On parle parfois beaucoup de rapport de force dans le couple et en jetant un
oeil sur le passé, je me demande surtout si le couple n'est pas la simple
traduction de nos représentations, plus ou moins conscientes. Les garçons
rencontrés, aimés, n'arrivent pas au hasard, ils répondent, surtout entre vingt
et trente ans, à des besoins, plus ou moins faciles à identifier, et parfois,
ils y répondent malgré eux.
Se connaître est nécessaire pour admettre que l'on est fait pour la vie à deux,
avoir conscience de ses faiblesses est le premier aveu qui puisse autoriser
l'histoire à prendre racine. Prendre conscience de ses faiblesses ne signifie
pas se rabaisser, c'est souvent à cette caricature de l'aveu de faiblesse que
nous nous livrons, pensant sans doute que cela va apitoyer celui qui est en
face.
Il existe une force aussi, sur laquelle nous pouvons compter : celle
d'être persuadé que le mec qui est avec nous nous aime vraiment, ne pas se
poser une once de question à ce sujet. Personnellement, j'en ai à chaque fois
douté, et c'est précisément ce doute qui, peu à peu, s'est métamorphosé en
réalité.

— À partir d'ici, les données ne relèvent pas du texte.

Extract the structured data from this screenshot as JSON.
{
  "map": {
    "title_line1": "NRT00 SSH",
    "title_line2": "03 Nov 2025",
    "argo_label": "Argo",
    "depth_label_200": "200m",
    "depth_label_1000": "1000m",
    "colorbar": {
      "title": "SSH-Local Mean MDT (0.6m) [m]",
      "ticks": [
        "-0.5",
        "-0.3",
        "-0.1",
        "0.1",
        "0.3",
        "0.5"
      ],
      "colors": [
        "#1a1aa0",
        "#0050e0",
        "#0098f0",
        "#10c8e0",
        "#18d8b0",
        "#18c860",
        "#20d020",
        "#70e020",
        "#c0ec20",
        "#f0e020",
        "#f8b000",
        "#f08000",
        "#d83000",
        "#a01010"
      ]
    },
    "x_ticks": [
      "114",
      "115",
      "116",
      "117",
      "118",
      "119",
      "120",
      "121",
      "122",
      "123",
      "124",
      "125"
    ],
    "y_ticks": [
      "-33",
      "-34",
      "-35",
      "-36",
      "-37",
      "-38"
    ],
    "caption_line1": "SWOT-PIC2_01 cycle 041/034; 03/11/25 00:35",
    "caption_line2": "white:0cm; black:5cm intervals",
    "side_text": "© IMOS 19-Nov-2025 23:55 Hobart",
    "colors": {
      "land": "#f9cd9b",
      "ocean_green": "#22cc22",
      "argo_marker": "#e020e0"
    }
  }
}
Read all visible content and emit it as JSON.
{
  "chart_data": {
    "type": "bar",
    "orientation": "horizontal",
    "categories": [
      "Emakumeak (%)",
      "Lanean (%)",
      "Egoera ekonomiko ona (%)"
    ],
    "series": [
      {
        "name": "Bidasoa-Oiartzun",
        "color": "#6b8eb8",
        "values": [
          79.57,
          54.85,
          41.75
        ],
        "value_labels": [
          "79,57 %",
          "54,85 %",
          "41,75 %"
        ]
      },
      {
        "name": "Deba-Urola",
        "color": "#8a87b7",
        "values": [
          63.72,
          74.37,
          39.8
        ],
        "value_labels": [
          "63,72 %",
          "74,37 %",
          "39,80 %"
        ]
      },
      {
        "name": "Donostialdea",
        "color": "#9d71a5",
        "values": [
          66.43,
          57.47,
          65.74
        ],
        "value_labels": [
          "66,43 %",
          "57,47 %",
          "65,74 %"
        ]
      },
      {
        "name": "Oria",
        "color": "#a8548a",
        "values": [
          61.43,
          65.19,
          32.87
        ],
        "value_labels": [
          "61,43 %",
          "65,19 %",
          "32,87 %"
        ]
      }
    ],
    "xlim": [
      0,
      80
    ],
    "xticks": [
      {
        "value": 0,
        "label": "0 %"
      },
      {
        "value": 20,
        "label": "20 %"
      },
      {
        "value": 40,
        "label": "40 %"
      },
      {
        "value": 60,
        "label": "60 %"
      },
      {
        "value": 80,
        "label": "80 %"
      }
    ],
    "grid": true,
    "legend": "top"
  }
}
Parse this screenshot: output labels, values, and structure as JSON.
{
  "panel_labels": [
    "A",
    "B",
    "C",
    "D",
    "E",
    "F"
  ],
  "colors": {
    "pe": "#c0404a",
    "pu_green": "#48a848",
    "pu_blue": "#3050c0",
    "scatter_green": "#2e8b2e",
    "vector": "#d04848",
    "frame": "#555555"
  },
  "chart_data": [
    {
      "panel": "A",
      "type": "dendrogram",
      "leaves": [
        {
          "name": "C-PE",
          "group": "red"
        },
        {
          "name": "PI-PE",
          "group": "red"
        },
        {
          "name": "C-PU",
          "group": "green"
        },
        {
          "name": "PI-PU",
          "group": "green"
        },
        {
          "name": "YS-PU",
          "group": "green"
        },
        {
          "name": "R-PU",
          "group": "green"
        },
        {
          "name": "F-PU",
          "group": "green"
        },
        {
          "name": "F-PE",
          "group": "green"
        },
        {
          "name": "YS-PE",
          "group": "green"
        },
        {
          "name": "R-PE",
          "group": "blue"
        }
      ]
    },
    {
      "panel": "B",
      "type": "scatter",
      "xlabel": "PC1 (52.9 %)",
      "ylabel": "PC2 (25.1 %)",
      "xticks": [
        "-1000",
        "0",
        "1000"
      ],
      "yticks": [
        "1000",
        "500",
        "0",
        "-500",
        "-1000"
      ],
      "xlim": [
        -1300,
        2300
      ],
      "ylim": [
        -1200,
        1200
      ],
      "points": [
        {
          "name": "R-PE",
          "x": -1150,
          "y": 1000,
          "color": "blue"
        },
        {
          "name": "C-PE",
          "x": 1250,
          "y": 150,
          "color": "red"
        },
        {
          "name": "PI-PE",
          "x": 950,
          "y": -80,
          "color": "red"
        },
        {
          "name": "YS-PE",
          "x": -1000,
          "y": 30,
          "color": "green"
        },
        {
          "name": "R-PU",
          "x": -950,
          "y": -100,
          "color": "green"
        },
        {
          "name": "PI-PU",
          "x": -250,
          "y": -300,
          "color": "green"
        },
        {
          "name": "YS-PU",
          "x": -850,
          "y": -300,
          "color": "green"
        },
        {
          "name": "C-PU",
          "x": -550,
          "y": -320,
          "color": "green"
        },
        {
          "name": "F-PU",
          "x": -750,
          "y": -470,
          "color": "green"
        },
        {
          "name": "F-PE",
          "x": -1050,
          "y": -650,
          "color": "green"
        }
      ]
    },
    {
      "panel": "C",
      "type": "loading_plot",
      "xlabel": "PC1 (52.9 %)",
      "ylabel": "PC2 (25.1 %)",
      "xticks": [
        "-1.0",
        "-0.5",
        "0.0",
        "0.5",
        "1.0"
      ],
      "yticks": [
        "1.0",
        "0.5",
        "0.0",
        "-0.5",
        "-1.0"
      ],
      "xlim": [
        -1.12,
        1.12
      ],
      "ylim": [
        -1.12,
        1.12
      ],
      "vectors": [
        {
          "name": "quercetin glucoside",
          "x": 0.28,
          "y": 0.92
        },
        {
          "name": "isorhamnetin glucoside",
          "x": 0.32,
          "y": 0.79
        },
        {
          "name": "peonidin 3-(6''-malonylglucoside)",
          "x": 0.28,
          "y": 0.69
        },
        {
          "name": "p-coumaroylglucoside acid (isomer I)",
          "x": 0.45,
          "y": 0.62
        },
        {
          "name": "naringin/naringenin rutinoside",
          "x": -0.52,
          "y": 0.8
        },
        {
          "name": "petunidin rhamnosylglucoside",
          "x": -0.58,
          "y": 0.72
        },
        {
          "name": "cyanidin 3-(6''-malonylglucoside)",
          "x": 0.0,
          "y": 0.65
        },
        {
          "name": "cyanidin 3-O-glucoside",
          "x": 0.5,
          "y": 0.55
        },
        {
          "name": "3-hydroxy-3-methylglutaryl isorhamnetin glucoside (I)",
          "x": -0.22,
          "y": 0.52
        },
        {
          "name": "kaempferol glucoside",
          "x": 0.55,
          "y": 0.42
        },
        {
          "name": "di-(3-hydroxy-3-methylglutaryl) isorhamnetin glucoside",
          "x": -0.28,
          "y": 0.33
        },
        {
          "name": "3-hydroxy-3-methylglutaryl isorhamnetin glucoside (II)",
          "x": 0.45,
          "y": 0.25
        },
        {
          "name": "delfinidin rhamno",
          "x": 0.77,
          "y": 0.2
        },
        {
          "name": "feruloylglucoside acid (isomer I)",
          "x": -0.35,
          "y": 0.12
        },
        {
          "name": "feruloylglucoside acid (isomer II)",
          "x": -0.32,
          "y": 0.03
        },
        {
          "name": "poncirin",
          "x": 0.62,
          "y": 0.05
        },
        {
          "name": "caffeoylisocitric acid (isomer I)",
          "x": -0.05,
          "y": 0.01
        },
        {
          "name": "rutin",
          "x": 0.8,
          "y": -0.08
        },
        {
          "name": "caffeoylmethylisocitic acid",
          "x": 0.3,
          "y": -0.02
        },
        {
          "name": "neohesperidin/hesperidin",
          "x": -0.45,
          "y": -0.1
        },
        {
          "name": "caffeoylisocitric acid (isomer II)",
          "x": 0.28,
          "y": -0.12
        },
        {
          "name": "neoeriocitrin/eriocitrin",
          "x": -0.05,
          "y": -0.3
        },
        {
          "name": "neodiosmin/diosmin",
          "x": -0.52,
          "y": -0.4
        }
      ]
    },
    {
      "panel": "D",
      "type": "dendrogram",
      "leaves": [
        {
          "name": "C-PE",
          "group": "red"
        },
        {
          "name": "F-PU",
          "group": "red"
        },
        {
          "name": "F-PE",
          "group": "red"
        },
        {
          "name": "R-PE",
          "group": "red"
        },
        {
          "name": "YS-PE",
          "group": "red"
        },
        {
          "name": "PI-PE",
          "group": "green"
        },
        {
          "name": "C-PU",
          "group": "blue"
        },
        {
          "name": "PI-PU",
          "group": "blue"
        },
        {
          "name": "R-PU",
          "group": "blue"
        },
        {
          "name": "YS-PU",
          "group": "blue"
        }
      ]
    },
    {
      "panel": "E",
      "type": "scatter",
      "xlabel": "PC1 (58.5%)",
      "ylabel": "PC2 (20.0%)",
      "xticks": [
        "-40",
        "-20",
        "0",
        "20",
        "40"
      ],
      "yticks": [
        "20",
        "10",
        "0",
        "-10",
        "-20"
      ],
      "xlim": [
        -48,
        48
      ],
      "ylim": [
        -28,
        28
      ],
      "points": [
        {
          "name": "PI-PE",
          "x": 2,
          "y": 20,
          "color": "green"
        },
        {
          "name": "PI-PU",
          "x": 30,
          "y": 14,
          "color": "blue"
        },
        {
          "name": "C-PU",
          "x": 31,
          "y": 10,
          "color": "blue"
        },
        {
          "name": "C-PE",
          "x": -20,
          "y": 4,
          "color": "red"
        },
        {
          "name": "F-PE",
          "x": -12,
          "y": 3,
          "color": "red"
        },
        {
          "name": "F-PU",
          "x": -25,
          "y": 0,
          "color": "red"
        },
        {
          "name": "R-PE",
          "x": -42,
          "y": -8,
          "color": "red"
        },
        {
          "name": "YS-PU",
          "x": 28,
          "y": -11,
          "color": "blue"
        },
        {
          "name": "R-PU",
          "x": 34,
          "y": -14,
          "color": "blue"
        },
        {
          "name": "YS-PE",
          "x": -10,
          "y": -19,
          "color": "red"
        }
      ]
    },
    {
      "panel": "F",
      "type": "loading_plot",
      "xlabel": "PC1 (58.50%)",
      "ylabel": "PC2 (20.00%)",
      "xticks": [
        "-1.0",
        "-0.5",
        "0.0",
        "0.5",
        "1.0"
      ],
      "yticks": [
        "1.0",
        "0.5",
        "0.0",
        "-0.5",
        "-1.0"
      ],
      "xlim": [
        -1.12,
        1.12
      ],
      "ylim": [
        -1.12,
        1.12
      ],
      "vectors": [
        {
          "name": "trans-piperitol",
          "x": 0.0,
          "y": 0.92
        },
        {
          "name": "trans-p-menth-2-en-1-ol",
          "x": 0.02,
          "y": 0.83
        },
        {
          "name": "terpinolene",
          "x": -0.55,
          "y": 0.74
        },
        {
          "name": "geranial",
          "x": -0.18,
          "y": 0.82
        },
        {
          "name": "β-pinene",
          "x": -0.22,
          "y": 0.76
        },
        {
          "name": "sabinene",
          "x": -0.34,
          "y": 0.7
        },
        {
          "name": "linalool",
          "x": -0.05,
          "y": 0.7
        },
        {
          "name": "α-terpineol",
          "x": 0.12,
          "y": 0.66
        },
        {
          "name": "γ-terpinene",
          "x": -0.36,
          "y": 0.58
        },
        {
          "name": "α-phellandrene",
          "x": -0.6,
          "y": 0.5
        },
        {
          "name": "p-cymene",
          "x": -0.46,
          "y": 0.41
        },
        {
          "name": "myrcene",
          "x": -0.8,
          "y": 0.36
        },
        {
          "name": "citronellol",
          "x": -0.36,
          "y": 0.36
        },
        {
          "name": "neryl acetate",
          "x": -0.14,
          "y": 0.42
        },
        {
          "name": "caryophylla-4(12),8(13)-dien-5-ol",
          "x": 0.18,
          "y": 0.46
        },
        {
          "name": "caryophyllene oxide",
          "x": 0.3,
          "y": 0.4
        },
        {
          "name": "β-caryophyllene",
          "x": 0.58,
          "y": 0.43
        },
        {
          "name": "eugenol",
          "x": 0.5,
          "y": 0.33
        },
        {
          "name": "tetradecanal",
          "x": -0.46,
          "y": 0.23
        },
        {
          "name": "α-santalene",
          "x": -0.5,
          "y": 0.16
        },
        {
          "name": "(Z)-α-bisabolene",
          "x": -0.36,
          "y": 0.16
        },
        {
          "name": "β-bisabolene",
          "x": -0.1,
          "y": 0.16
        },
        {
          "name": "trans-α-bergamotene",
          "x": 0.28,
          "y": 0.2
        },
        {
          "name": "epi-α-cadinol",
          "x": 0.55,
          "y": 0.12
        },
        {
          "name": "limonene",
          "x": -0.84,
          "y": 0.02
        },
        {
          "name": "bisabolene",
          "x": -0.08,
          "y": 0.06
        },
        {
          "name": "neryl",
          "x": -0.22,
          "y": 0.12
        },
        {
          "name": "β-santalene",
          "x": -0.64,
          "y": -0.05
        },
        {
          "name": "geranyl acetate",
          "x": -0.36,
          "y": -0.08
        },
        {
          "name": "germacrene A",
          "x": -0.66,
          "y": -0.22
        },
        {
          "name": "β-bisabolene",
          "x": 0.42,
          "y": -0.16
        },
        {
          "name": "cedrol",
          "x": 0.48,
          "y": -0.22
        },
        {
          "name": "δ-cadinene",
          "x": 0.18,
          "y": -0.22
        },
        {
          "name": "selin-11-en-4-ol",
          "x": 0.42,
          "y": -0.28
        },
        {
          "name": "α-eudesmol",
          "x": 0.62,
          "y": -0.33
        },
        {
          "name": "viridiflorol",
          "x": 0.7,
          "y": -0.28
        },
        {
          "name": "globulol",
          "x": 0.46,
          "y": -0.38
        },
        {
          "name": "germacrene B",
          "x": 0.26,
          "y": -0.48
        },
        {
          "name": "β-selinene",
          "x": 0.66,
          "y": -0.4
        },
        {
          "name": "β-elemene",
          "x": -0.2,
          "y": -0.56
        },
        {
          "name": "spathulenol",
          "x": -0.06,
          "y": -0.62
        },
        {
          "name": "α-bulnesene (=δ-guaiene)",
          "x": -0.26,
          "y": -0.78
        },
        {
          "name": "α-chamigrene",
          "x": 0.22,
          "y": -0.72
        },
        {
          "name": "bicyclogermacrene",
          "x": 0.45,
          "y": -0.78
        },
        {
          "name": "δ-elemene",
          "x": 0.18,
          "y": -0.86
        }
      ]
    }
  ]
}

Curieusement, il me semble que le prochain mec rencontré sera le fruit
de toutes ces réflexions, évolutions et constructions. Le veinard, je l'aime
déjà tiens !
Bon vent !
"Les canons de la bonne société sont, ou devraient être, semblables aux
canons de l'art. Elle doit être aussi digne et aussi irréelle qu'une cérémonie,
et combiner le caractère insincère d'un théâtre romanesque avec l'esprit et la
beauté qui nous le font aimer. Est-si terrible, après tout,
l'insincérité ? Je ne le crois pas. C'est simplement une méthode de
multiplication de nos personnalités."
Oscar Wilde. Le Portrait de Dorian Gray.